Where their compelling debut saw them heralded as post-rock’s most exciting prospect, ‘Ants From Up There’ propels the Cambridgeshire ensemble to the summit of the genre, cementing them right at the core of the exhilarating Post-Brexit New Wave movement currently soaring throughout the UK. In the space of a year, the band have refined their sound, following-up with a bold, illustrious sophomore release, who’s grand instrumentation presents a devastating, yet triumphant masterpiece, transcending the band from intriguing newcomers, to inspiring frontrunners.

The tragic announcement of vocalist Isaac Wood’s sudden departure from the band amid ongoing battles with mental health, momentarily brought the future of BCNR into dispute just 4 days before the album’s release. But if anything, ‘Ants From Up There’ reinforces the unique qualities each member brings to the table, and although Isaac’s contribution will be thoroughly missed, I have no doubt BCNR will prevail without their frontman. And if this is to be Isaac’s final contribution to the band – what a way to sign out.

But while essentially the end of an era, ‘Ants From Up There’ already reveals signs of BCNR evolving, with its classical minimalism providing a change in direction for the band, resulting in an album which the members consider to be more “accessible” than their debut. Assembled around the epic closing track ‘Basketball Shoes’, which has been a prominent feature of their live sets, the remainder of the tracklist endorses the classical, folk-rock direction, building up towards the monumental 12-minute closer which compiles every preceding element in heroic fashion. While this new approach sees the album lack some of the intricate post-punk grooves which made their debut so enjoyable, it’s typically justified by the way in which the delicate instrumental passages gradually progress before erupting into prodigious crescendos, causing many tracks to burst into life in epic proportion. ‘Snow Globes’ provides the best example of this, where the minimal instrumentation gradually receives more and more layers, before discharging into utter mayhem, as Isaac’s pleading to the “God of Weather” becomes consumed by Charlie’s frenetic drumming.

BCNR’s sophomore album is more impactful than its predecessor, both sonically and thematically. Though his lyrical absurdism remains engulfed in satire and irony, particularly on tracks like ‘Chaos Space Marine’ – a track described by the band as a “sea trip”, ‘Ants From Up There’ reveals a more poignant undertone to Isaac’s spoken word delivery. The mellow, softer pace experienced on most tracks captures these feelings Isaac has “tried to make not true”, uncovering his pain across themes of a failed relationship. Indulging in beautiful imagery, Isaac personifies this deterring relationship as a ‘Concorde’, signifying a love which has ultimately become unattainable. This leads to moments of desperation, in which his crackling vocals wail “I was breathless upon every mountain, Just to look for your light”. However, by the following track, ‘Bread Song’, Isaac has adopted a defeatist mindset, where his spiralling thoughts are reinforced by the free-flowing nature of the track, on which the first half follows no time signature.

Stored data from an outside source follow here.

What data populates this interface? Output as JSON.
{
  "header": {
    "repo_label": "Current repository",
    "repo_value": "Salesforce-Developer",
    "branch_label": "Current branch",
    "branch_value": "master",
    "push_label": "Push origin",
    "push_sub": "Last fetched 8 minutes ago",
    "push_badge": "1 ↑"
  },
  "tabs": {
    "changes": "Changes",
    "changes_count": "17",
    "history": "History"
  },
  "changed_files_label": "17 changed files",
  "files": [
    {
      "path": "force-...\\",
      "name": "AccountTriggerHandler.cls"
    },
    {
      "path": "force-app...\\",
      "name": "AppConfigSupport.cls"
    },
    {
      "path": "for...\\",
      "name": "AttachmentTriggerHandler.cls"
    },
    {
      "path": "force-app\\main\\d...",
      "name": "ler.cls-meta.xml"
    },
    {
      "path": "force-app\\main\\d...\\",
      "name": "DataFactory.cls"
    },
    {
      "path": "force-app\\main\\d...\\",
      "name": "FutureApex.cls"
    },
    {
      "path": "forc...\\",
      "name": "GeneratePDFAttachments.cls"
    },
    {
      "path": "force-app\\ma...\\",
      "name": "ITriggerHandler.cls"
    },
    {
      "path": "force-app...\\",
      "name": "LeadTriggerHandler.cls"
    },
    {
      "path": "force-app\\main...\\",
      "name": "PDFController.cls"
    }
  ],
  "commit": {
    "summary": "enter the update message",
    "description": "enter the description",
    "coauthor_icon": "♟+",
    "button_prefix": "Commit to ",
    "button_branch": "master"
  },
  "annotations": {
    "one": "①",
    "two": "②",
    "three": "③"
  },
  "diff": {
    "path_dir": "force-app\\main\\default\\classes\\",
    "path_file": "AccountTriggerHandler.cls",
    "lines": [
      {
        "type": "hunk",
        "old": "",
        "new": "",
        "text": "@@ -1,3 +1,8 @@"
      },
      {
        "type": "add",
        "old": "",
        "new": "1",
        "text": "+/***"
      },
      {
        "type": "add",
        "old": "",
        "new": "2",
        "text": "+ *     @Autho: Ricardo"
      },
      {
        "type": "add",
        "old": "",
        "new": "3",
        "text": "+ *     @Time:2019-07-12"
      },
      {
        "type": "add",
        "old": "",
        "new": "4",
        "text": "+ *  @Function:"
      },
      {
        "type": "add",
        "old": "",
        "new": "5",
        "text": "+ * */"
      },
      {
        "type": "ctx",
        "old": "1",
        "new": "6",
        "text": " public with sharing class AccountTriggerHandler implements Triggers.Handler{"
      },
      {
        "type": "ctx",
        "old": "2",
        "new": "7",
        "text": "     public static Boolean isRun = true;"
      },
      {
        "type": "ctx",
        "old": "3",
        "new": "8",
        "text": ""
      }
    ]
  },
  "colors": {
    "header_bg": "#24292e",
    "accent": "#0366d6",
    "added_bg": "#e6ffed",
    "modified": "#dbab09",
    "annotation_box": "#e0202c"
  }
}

This sense of melancholy isn’t restricted to Isaac’s lyrics, however, with the 3-minute instrumental on ‘Mark’s Theme’ providing one of the more chilling moments on the album. Dedicated to saxophonist Lewis Evans’ uncle who’d tragically passed away during the pandemic, the intimate saxophone solo provides an isolated atmosphere, before the piano and strings enter in spine-tingling fashion, amplifying the heartache. The ability each member has to dictate the ambience is what makes BCNR so appealing, resulting in tracks like ‘Haldern’, where the alto sax initially brings life to a standstill, forging an atmosphere which resembles something off the back half of David Bowie’s ‘Low’. However, as the track develops, the skittish strings cultivate a bout of mania as Isaac struggles to come to terms with the rapid growth of the band, resulting in his personal lyrics being consumed by the masses.

While inspirational in its own right, ‘Ants From Up There’ also pays homage to some of the band’s greatest influences, and with drummer Charlie Wayne expressing a recent obsession with Arcade Fire, it’s possibly unsurprising that the orchestral grandiosity draws parallels with ‘Funeral’, which continues to impact the landscape of rock music almost 20 years on. ‘The Place Where He Inserted the Blade’ particularly bears a resemblance to Arcade Fire’s classic debut, with the track’s gradual progression allowing an appreciation for each individual element, before combining to form a powerful chorus of which Isaac’s wallowing vocals render excruciating pain.

Incorporating these inspirations with their refined style of playing, BCNR have produced an emotional masterpiece, combining classical minimalism with alternative-rock, in a way which showcases the immense qualities of each member. The best album I’ve heard in a while.